A tática do governo e dos seus senadores na CPI dos Bancos dispensa todas as convenções da dignidade, mas só alcançará o seu propósito com os ingênuos irrecuperáveis.
Todo o procedimento dos governistas, até aqui, consiste em insistir no caso da "ajuda" aos bancos Marka e FonteCindam, o que lhes facilita o argumento de que foram de responsabilidade pessoal, e não do governo, os favorecimentos feitos aos dois. As cabeças de Francisco Lopes e de um ou outro diretor do Banco Central estão sendo entregues, com toda a clareza, para permitir essa manobra do governo.
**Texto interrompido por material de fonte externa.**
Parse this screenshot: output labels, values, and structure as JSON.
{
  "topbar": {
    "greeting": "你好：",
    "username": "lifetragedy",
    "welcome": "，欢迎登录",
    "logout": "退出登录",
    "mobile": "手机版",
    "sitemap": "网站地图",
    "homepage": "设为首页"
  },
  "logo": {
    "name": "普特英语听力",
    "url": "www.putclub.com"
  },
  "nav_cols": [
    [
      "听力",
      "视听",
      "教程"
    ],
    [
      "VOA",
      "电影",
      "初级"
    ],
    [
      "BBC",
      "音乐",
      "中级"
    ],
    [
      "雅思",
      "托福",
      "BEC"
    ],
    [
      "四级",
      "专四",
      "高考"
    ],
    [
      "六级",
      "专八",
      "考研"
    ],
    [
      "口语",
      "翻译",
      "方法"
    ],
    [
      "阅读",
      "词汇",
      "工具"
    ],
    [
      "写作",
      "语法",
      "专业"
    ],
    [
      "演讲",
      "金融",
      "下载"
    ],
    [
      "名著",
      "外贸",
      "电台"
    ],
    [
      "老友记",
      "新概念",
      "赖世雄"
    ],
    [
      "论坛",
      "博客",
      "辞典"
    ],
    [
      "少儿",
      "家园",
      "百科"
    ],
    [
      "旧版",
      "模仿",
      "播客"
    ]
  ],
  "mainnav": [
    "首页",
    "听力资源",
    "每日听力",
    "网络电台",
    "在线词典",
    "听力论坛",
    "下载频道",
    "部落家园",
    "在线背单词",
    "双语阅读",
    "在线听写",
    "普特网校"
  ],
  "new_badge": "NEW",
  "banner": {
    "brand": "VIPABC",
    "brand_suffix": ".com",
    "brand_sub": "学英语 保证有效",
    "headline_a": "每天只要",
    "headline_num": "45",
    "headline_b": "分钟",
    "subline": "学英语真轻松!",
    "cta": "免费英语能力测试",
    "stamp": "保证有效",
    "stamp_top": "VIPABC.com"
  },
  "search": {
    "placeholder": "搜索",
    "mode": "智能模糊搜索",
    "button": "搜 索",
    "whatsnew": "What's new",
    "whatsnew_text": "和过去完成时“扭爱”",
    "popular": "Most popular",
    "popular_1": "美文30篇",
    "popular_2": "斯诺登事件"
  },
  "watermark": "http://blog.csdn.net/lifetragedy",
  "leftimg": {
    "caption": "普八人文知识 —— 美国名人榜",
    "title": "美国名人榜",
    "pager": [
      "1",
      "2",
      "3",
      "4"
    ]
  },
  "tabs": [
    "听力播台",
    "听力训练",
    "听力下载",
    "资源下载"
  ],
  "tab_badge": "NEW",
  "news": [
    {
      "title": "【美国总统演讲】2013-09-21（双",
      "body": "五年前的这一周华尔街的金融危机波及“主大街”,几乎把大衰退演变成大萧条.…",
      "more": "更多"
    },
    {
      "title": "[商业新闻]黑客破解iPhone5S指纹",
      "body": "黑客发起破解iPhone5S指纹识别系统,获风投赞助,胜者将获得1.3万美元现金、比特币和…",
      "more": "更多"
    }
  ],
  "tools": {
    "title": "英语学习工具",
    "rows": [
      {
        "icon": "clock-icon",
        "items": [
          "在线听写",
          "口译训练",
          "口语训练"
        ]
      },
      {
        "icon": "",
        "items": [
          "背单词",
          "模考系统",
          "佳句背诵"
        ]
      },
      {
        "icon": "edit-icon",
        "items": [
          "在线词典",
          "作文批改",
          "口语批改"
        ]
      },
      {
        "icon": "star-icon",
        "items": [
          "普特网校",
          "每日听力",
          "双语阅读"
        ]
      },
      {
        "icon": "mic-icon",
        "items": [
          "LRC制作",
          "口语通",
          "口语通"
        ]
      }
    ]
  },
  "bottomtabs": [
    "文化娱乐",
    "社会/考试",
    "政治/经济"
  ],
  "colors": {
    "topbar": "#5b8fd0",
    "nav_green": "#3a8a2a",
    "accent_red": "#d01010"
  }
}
Nas palavras de Fernando Henrique Cardoso: "Se alguém errou, deve ser punido".
Alguém, não o governo.
Francisco Lopes, Cláudio Mauch, Demóstenes Madureira do Pinho não eram de uma equipe de futebol, mas da equipe de governo nomeada por Fernando Henrique há mais de quatro anos, para formular e executar a principal, ou única, política que caracteriza o seu governo. Para tanto, a essa equipe foi entregue o principal, ou único, órgão ativo do atual governo, que é o Banco Central.
Todas as decisões anteriores do Banco Central foram dadas por Fernando Henrique como decisões do governo. E eram, de fato. Decidido na diretoria do Banco Central, com uma falsa justificativa epistolar tramada no Banco Central e com quase R$ 2 bilhões sacados dos cofres do Banco Central, o favorecimento aos dois bancos foi ato do governo, não de alguém.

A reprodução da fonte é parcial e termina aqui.